We then used linear models to regress the performance score (see above) onto individual latent estimates of coupling between spike entropy and image feature metrics (all in rank space). First, we ran zero-order models based on the spike PE coupling estimates of early, late, and all layer PLS models, respectively. Next, we tested the unique explanatory power of late-layer coupling by separately controlling for early and all layer coupling estimates (and vice versa; see Fig 3).
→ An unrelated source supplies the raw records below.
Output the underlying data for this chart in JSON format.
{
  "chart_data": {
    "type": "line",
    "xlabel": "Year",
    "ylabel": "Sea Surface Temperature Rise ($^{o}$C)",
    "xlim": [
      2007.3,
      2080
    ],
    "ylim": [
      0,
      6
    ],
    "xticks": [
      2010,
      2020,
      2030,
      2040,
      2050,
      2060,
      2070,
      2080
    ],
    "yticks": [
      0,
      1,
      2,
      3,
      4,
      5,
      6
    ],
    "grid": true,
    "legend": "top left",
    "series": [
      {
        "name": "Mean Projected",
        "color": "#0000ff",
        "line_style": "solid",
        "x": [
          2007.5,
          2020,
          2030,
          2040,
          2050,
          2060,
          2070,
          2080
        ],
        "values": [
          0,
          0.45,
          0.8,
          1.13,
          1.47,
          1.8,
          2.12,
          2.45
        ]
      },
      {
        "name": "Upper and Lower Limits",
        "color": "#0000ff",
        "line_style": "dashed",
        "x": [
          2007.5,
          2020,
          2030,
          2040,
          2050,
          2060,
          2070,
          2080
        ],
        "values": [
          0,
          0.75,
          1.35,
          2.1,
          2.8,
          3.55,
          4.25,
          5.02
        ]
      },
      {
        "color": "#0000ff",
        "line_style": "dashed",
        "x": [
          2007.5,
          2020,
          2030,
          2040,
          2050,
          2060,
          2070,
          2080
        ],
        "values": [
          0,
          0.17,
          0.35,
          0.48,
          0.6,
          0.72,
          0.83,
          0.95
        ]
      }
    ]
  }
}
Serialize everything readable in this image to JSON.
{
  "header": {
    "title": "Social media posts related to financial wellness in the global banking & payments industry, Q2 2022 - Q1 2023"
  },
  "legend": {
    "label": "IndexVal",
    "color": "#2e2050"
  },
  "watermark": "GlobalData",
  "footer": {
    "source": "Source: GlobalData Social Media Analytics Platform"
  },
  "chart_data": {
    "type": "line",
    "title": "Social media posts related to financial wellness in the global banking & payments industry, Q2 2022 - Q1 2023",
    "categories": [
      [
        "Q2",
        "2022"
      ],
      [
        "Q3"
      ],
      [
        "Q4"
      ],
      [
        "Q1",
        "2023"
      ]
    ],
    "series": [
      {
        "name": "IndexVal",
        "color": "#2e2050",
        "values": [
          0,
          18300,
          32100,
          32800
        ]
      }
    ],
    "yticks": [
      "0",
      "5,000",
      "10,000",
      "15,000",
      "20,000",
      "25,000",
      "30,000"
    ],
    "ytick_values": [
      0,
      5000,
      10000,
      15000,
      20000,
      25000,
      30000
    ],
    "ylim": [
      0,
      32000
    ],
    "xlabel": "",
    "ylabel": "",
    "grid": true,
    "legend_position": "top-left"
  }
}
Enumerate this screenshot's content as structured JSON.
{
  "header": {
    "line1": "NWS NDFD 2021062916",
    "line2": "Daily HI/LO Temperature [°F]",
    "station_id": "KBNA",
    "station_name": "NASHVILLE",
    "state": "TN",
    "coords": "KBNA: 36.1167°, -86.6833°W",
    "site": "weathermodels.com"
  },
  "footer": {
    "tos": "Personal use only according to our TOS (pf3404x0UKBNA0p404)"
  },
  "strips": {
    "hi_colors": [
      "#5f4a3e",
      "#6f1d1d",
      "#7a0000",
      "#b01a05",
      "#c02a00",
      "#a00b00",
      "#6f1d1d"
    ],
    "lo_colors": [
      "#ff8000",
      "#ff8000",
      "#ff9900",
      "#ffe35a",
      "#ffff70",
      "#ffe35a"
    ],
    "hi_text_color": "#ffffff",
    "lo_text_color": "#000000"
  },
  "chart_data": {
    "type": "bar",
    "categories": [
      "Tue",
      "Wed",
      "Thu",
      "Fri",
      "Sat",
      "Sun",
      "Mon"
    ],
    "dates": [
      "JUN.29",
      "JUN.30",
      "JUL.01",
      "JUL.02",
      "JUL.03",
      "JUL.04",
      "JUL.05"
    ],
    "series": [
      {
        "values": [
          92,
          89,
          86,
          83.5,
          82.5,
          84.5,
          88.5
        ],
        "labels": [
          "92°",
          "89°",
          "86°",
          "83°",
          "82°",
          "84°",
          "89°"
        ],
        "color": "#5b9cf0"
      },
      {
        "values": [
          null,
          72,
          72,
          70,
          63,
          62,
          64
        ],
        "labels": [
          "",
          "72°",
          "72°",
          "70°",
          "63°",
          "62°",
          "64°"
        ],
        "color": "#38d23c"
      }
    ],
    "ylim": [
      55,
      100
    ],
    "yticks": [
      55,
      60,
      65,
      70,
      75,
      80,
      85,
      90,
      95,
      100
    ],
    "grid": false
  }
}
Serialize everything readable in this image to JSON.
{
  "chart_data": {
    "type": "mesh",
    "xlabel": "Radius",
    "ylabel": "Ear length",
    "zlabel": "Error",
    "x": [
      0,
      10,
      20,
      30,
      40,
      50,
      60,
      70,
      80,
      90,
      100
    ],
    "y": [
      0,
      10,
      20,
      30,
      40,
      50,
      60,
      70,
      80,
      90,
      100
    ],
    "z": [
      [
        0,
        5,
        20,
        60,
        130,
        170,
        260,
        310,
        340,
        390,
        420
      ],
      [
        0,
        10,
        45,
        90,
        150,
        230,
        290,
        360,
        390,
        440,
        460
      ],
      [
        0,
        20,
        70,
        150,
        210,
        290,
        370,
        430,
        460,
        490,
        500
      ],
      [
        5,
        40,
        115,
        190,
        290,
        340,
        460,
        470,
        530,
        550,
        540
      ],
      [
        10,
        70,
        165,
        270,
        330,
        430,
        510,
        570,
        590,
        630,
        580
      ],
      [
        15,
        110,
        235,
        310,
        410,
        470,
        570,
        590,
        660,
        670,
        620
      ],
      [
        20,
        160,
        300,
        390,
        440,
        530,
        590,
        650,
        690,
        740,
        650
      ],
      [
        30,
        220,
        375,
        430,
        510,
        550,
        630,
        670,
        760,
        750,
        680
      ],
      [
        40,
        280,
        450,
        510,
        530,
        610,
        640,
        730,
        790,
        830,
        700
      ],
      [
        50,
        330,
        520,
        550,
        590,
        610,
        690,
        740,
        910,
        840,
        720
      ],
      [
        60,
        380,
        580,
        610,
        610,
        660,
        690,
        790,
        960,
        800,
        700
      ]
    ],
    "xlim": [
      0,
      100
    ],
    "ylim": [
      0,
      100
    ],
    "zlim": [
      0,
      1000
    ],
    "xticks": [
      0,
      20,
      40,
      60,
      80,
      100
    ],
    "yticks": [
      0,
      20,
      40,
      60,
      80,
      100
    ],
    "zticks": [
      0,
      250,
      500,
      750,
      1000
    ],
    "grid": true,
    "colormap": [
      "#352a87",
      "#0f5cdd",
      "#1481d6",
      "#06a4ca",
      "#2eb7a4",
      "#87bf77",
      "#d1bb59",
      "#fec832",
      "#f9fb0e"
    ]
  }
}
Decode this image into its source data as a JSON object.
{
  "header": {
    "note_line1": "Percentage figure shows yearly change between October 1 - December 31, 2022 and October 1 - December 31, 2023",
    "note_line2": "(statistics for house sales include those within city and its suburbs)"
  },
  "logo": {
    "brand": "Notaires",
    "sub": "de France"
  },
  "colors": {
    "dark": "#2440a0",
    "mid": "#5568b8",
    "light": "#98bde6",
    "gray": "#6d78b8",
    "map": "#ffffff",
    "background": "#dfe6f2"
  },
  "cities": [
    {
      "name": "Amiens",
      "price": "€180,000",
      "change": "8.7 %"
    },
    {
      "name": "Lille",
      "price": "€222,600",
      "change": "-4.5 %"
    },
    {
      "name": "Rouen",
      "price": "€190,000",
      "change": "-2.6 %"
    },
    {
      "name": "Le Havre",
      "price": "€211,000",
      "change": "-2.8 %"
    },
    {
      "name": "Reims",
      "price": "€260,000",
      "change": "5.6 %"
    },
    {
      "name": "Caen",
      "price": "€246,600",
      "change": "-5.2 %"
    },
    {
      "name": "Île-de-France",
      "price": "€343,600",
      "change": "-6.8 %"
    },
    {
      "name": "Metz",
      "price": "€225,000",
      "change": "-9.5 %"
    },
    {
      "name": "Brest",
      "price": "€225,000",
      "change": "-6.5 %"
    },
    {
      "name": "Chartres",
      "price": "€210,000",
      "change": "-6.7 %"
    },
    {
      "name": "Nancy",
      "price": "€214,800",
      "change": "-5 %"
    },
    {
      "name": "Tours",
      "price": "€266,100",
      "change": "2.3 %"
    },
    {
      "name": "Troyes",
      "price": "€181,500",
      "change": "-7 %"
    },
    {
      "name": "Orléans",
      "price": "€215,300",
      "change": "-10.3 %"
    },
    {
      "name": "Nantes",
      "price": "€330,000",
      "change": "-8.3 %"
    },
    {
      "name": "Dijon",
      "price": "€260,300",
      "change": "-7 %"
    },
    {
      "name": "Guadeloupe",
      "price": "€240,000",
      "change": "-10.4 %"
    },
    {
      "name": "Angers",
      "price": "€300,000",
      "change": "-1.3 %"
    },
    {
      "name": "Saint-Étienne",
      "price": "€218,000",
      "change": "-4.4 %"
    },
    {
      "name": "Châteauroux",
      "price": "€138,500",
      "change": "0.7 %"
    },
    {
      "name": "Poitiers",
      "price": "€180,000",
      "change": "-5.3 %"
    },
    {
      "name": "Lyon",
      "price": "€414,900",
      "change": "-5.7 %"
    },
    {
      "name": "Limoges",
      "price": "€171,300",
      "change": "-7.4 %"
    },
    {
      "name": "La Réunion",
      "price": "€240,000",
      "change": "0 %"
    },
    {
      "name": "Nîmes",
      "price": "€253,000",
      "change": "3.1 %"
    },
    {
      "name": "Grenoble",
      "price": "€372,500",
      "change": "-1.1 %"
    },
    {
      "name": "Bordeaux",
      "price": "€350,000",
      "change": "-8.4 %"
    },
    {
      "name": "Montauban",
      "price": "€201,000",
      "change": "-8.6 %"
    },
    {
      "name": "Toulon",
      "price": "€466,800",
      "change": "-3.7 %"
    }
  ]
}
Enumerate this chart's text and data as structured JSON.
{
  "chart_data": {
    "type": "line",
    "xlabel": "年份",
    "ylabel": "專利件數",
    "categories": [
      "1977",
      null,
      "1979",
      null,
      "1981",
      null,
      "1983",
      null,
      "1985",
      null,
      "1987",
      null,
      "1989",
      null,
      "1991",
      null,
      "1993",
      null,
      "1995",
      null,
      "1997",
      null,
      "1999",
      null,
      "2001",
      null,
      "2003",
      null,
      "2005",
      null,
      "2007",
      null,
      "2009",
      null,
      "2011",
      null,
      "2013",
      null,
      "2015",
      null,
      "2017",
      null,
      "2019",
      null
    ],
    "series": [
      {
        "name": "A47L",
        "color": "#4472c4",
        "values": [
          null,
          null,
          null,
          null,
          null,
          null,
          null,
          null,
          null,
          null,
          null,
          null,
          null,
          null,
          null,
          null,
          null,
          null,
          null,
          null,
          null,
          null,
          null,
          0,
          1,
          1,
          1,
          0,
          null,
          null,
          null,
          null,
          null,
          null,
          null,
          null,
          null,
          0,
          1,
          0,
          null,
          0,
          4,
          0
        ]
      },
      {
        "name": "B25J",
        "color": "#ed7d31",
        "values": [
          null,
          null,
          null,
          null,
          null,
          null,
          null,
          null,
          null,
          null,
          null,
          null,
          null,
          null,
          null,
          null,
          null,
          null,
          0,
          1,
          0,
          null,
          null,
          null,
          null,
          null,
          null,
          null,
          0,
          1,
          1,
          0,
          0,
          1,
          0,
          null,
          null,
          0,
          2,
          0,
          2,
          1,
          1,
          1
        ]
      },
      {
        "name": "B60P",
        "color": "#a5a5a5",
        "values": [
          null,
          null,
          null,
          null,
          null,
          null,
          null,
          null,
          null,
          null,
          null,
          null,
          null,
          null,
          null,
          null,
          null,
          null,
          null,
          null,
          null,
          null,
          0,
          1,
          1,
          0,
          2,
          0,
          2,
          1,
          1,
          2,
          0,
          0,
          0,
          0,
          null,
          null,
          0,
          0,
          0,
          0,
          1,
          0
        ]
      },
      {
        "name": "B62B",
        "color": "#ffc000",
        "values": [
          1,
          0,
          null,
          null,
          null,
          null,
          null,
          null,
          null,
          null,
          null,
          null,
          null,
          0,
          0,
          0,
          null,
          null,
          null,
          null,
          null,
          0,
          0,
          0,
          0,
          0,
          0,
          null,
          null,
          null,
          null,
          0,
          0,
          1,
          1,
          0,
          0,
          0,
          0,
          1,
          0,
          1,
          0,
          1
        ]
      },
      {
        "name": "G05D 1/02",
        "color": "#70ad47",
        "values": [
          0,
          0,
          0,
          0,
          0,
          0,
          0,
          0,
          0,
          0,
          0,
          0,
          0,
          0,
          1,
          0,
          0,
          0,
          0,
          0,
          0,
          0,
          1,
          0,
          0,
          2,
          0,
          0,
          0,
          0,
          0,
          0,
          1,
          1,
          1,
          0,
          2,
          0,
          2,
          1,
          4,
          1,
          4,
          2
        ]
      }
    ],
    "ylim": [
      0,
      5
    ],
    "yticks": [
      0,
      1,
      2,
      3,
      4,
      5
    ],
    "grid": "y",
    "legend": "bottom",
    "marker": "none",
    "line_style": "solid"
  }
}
To additionally contrast the behavioural relevance of spike PE coupling with more established metrics of single cell activity, we controlled effects of late-layer spike PE coupling for late-layer spike rate coupling. Finally, we controlled effects of late-layer hippocampal spike PE coupling for a set of inter-individual control variables (number of trials, number of neurons used within analysis, task variant, encoding duration, age). For each model we computed estimates of partial eta, marking the unique portion of variance in performance explained by the relation modulation of hippocampal spike PE.
To probe the topological specificity of our findings, we modelled performance as a function of amygdala spike PE coupling for late-layers and additionally controlled the effects of late-layer hippocampus coupling for amygdala effects.
All statistical analyses, PE and HMAX estimation were run in MATLAB 2020a, VGG16 was run in python 3.0.
Data and code availability
Analysed data have been published previously and can be downloaded (https://europepmc.org/article/pmc/pmc5810422). Code to reproduce all main results will be made accessible on Github upon publication.
Funding sources
LW, FK, and DDG were partially funded by an Emmy Noether Program grant from the German Research Foundation (to DDG) and by the Max Planck UCL Centre for Computational Psychiatry and Ageing Research, Berlin. UR was partially supported by NIH NINDS U01NS117839.
Author contributions
In line with the CRediT framework (37), author contributions are listed as follows:
Acknowledgements
We thank Morgan Barense, Ulrich Mayr, and Markus Werkle-Bergner for fruitful discussions on earlier versions of this work.